Reposted from Feb 22,2012
The English translation of Mardi Gras means Fat Tuesday, but it sounds so much better when you say Mardi Gras.
Fat Tuesday is the last hurrah before beginning the christian season of lent onAsh Wednesday. It is a late winter celebration that some believe is the welcoming celebration of the spring season. The traditions of Mardi Gras coincide with the European traditions ofCarnival, meaning “farewell to the flesh”. The fat Tuesday name comes from the tradition of eating a fattened calf on the last day of Carnival. Because lent begins on Ash Wednesday, these celebrations end rather abruptly at midnight at which time party goers are almost literally swept out of French Quarter in New Orleans to make way for the lenten tradition of fasting.
There are many pastry treat traditions that come with the celebration of Fat Tuesday. Including the polish delicacy of paczki’s, and King’s cake. Paczkis are a rich donut pastry, on a supersized scale, that contains a custard or fruit filling, and is coated in confectioners sugar, or a glaze. They are very high in calories, and the batters used contain large amount of egg, and butter. The average paczki recipe contains 350-400 calories per donut, and boast a whopping 15-24 grams of fat! But they’re soooo good!!
King’s cake another very popular Mardi Gras tradition is a circular shaped cake, that contains a small charm usually in the shape of a baby (representative of the baby Jesus). The person that finds the baby in the cake has special priviledges and obligations, as they are deemed the King for a Day! The cake itself has a bready texture, and is usually frosted with a thick colored glaze. There are “portable” version (donuts) served during street fair celebrations. Many bakeries now seperate the charm from the cake to avoid choking hazards.
2 packages active dry yeast
1/2 cup white sugar
1 cup warm milk (110 degrees F/45 degrees C)
1/2 cup butter, melted
5 egg yolks
4 cups all-purpose flour
2 teaspoons salt
1 teaspoon ground nutmeg
1 teaspoon grated lemon zest
1 (8 ounce) package cream cheese
1/2 cup confectioners’ sugar
2 cups confectioners’ sugar
1/4 cup lemon juice
2 tablespoons milk
1 tablespoon multicolored candy sprinkles
In a large bowl, dissolve yeast and white sugar in luke warm milk. If the milk is too warm you will kill your yeast so be careful not to overheat! Set aside to allow yeast to proof
Stir the egg yolks and melted butter into the milk mixture. In a separate bowl, combine the flour, salt, nutmeg and lemon zest. Beat the flour mixture into the milk/egg mixture 1 cup at a time. When the dough has pulled together, turn it out onto a lightly floured surface and knead until smooth , about 8 minutes. Lightly oil a large bowl, place the dough in the bowl and turn to coat with oil. Cover with a damp cloth and let rise in a warm place until doubled in volume, about 2 hours.

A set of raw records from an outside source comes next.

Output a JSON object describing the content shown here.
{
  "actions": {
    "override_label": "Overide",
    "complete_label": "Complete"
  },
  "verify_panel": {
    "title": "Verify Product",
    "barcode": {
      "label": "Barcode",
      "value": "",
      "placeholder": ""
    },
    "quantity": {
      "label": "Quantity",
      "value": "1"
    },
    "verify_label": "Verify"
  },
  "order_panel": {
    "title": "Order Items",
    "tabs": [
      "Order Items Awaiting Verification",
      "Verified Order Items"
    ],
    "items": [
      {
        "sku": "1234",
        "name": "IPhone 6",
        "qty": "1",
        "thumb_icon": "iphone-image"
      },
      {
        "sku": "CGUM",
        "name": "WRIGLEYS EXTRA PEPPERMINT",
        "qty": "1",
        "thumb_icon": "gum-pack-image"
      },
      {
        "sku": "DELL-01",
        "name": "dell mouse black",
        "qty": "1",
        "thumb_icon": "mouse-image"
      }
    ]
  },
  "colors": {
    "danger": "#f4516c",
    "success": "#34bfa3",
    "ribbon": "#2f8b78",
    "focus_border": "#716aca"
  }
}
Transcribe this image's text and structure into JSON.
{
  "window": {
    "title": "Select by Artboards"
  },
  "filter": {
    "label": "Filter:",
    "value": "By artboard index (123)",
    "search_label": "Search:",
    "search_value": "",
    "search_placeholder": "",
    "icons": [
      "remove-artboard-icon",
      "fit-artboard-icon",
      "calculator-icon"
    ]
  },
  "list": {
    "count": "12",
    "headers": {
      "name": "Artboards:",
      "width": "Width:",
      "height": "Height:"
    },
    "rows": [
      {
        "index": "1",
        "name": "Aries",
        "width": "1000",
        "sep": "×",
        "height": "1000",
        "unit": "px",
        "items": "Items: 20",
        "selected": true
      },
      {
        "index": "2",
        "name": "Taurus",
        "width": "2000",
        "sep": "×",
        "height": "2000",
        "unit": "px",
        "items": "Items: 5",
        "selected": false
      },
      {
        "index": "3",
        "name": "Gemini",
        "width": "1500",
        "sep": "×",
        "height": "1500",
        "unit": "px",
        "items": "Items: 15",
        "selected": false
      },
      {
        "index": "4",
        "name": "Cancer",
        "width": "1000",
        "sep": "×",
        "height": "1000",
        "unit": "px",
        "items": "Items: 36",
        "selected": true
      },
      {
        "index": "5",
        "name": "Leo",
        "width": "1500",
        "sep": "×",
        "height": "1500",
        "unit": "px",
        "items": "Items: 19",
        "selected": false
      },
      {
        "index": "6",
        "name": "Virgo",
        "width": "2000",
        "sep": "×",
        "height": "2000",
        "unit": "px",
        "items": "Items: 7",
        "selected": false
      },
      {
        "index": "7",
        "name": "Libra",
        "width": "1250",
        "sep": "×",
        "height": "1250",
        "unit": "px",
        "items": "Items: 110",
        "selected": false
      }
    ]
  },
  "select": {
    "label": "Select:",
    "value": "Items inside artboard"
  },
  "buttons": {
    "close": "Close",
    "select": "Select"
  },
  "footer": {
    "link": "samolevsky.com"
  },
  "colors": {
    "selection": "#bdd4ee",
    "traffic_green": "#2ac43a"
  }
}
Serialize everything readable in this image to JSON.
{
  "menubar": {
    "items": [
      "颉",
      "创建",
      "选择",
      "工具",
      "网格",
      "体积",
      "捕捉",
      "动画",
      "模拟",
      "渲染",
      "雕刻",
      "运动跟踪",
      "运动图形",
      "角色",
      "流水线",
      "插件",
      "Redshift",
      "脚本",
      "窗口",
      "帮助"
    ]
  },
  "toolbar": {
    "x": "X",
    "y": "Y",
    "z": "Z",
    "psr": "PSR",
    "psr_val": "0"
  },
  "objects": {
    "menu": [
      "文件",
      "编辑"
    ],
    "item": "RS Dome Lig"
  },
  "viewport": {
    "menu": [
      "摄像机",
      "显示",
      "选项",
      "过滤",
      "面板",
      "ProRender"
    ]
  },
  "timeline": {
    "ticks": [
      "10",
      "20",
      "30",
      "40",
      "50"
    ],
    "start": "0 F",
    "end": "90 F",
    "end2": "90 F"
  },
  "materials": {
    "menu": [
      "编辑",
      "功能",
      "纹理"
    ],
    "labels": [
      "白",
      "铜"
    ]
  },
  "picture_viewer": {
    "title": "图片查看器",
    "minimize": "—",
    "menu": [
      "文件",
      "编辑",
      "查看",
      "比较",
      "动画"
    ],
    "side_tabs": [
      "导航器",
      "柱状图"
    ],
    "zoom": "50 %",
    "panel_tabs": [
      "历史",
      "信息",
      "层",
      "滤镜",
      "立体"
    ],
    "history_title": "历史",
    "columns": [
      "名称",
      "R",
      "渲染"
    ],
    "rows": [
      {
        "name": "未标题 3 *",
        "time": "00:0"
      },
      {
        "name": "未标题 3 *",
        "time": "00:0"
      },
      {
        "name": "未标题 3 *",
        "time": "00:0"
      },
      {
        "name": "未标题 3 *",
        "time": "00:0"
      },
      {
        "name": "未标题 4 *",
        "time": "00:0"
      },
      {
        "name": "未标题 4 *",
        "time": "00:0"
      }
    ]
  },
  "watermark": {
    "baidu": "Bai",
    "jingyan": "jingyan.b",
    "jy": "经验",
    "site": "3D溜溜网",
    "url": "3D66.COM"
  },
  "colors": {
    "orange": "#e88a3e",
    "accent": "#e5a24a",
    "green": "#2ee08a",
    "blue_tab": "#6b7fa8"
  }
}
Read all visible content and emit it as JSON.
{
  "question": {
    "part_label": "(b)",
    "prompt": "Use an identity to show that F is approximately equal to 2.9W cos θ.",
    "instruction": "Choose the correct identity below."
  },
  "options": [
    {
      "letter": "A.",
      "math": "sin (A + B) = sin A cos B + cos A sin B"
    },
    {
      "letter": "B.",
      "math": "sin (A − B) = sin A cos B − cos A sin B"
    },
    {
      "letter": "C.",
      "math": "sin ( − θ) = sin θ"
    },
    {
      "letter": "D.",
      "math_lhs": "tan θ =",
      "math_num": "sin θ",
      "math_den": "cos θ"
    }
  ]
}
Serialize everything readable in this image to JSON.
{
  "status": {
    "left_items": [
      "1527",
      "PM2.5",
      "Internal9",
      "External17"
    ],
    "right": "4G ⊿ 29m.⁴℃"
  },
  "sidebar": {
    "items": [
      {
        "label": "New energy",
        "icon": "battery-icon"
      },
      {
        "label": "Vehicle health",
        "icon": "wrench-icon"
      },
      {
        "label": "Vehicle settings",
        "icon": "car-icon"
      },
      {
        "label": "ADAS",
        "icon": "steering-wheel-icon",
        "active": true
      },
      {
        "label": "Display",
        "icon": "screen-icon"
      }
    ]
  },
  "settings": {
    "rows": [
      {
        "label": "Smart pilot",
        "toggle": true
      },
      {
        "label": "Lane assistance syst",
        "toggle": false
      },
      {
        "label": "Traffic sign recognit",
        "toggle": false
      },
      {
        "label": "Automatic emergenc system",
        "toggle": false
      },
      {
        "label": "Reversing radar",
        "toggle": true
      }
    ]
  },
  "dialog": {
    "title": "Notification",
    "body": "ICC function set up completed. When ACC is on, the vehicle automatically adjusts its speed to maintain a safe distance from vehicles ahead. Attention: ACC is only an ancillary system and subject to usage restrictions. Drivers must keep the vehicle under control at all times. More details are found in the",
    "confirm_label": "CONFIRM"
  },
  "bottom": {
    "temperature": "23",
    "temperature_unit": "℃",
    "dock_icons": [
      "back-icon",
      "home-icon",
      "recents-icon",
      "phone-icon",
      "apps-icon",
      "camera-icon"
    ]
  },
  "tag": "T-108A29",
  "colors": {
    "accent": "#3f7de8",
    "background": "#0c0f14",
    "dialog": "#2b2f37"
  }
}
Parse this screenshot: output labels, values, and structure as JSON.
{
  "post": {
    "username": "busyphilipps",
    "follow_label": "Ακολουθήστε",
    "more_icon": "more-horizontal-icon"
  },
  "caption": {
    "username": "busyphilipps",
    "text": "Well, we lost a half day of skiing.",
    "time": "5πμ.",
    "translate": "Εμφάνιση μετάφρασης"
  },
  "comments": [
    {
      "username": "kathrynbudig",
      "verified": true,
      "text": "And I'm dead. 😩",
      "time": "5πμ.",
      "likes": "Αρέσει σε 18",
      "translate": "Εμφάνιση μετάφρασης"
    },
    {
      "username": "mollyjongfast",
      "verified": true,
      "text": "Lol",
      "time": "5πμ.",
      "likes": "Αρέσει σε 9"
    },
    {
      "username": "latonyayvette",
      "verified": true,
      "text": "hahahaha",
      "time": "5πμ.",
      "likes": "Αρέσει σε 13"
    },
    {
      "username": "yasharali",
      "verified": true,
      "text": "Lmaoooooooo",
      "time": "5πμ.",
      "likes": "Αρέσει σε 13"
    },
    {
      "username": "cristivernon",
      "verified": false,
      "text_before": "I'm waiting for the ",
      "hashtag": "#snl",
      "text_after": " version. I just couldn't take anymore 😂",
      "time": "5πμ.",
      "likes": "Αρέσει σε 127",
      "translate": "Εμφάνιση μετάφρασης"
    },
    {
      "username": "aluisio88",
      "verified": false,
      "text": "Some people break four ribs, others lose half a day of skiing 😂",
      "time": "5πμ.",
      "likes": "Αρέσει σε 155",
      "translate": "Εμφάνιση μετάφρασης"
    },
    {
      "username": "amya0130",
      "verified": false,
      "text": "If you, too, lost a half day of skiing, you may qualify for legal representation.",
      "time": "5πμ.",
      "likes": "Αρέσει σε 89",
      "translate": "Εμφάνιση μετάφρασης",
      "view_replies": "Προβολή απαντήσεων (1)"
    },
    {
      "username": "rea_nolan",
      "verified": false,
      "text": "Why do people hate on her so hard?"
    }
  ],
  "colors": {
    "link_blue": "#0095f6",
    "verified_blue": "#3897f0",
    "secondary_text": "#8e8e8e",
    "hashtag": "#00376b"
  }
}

In a small bowl, combine the cream cheese and 1/2 cup confectioners’ sugar. Mix well. In another small bowl, combine the remaining 2 cups confectioners’ sugar, lemon juice and 2 tablespoons milk. Mix well and set aside.
Turn the dough out onto a floured surface. Roll the dough out into a 6×30 inch rectangle. Spread the cream cheese filling across the center of the dough. Bring the two long edges together and seal completely. Using your hands shape the dough into a long cylinder and place on a greased baking sheet, seam-side down. Shape the dough into a ring press the baby into the ring from the bottom so that it is completely hidden by the dough. Cover the ring with a towel and place in a warm place to rise until doubled in size, about 45 minutes.
Meanwhile, preheat oven to 350 degrees.
Bake in preheated oven until golden brown, about 30 minutes. Drizzle cooled cake with lemon/sugar glaze and decorate with candy sprinkles.